Through his first 11 years at K-State, Norris saw 32 academic distinctions given to his golfers.
Norris came to K-State from UTEP, where he led the Miners to six NCAA West Regional appearances (1990, `91, `93, `95, `96, `97), while coaching two-time All-American and 1995 Western Athletic Conference Player of the Year Ryan Hietala during his seven-year stint as head coach. His 1990, `91 and `95 squads appeared in the NCAA Championship and he had individuals take part at nationals in 1994 and 1997.
Prior to becoming the head golf coach at UTEP, Norris played on the PGA Tour, where he brought home four tournament titles in his nine-year career. Norris holds the distinction of going through qualifying school three times and qualifying each time. His first victory came at the 1980 California State Open.
Norris' second victory on the tour came at the 1982 Greater Hartford Open held at Wethersfield Country Club. Norris won the Greater Hartford Open in a convincing fashion, as he defeated Ray Floyd and Hubert Green by six strokes. Norris fired a tournament record 72-hole score of 63-64-66-66--259 (-25), a record which still stands. Norris' tournament record at the Greater Hartford Open is the fifth-longest standing tournament scoring record on the PGA Tour.
Norris' third tournament title came at the Spalding Invitational Pro-Am in Pebble Beach, Calif., in 1986. Norris carded an unthinkable second round score of 64 at the Pebble Beach Golf Links, which is tied for the third lowest score in the course's storied history. The round of 64 at Pebble puts him in a group with only a few others that have accomplished the same feat. Other PGA Tour greats that have shot a 64 at Pebble include Paul Azinger, Ray Floyd, Jeff Sluman, Payne Stewart and Tiger Woods.
Norris' final victory came in 1992 at the Sun Country PGA Championship at Santa Teresa, N.M. Norris won the tournament while he was the head coach at UTEP.
Overall, Norris had a very successful professional career, recording nine other top 10 finishes during his nine years on the Tour. His professional career ended prematurely due to an injury to his right hand.

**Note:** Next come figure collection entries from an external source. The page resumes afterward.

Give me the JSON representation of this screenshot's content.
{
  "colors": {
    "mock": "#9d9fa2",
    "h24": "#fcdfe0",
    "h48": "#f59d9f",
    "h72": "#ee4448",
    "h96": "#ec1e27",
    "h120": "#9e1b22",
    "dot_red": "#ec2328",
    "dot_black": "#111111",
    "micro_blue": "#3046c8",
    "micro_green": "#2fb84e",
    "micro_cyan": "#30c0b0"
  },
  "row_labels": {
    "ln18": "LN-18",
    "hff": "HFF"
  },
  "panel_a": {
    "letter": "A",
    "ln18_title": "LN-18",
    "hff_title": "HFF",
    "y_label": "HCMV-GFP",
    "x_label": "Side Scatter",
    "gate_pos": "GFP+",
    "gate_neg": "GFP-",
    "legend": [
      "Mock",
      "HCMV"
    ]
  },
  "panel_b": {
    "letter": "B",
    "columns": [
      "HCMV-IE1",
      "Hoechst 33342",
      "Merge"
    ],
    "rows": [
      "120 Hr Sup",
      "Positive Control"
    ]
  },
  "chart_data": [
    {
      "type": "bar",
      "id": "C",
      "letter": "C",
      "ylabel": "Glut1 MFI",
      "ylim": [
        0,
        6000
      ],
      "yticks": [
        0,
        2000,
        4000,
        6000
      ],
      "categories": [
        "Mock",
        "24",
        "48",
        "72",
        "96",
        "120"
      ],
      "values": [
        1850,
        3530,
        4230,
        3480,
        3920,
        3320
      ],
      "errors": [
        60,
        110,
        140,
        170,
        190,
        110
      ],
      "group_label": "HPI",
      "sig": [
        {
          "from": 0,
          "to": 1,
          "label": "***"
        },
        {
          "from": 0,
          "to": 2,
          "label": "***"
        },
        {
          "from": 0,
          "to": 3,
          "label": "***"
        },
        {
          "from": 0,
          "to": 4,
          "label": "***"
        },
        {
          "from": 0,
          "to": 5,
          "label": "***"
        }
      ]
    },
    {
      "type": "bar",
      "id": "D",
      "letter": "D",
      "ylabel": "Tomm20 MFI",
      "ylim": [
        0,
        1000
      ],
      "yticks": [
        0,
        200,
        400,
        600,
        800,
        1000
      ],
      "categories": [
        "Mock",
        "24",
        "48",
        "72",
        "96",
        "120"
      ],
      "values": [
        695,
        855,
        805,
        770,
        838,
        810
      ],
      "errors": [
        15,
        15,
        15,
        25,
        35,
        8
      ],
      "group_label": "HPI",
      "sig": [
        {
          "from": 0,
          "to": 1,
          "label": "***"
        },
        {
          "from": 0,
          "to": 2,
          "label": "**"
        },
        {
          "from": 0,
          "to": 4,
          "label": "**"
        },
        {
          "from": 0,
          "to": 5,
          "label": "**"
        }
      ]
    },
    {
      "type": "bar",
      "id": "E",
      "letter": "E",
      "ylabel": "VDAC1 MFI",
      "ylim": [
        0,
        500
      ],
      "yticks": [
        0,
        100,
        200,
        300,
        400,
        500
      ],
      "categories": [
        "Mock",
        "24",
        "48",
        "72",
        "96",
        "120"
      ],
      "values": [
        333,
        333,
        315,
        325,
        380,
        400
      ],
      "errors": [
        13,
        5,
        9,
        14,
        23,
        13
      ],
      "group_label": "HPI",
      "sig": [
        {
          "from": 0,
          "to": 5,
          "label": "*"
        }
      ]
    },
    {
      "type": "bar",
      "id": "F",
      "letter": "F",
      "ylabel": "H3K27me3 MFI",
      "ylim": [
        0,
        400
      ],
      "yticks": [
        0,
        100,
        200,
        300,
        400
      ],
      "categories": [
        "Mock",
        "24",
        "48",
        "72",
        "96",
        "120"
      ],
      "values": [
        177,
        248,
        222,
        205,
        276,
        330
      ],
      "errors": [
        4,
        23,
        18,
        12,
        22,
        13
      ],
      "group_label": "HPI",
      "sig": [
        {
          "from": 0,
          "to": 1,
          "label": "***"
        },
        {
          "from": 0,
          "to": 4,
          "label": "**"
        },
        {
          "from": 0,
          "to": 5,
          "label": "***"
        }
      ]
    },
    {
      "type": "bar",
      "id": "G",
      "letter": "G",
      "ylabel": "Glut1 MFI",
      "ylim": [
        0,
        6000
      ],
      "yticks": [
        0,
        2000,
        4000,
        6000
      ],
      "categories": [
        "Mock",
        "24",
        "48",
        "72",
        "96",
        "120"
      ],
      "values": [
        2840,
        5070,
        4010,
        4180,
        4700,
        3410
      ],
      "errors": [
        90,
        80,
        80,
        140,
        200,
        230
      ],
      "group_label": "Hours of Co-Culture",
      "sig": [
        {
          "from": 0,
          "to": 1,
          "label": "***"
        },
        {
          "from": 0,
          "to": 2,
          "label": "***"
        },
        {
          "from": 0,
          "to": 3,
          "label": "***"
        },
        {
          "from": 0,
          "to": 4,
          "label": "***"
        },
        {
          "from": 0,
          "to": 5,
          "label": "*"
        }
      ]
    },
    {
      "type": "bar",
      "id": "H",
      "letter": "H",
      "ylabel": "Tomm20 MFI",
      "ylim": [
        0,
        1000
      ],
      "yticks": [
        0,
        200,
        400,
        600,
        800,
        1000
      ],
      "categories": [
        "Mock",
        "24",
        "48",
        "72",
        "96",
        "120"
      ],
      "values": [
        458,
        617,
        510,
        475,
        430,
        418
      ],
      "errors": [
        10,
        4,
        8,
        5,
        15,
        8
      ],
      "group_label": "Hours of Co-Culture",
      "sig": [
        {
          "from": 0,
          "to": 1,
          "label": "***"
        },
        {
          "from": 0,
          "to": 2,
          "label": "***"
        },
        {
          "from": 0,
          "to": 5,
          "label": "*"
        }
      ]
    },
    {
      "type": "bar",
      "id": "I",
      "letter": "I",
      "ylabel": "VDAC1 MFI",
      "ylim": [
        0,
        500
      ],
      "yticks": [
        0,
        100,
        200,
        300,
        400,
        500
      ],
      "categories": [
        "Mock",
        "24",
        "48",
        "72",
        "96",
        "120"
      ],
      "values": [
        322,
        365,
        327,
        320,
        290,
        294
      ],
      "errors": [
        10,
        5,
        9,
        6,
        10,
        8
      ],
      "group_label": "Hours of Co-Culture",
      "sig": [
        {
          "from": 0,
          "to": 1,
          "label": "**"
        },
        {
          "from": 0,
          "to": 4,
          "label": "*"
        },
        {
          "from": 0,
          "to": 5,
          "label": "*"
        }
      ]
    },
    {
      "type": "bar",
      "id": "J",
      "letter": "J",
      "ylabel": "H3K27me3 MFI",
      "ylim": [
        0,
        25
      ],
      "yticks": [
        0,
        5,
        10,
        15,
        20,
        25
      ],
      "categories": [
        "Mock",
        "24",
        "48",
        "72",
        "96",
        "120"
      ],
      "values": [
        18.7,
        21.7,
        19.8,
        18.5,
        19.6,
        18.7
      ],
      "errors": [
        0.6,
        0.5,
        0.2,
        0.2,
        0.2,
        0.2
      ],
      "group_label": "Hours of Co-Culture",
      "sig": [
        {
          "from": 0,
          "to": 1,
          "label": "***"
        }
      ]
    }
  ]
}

Collegiately, Norris starred at Fresno State, where he was a two-time All-American. Norris' 1980 stroke average of 71.89 stood atop the Bulldog's all-time single-season scoring charts for 20 years. The 1980 season was a very successful year for Norris as he garnered first team All-American honors. He went on to earn Fresno State Athlete of the Year accolades. During the 1978-79 season, Norris was tabbed a second team All-American after transferring to FSU from Fresno City College.
A native of Fresno, Calif., Norris and his wife, Shelley, reside in Manhattan with their daughter, Ashley and son, Tyler.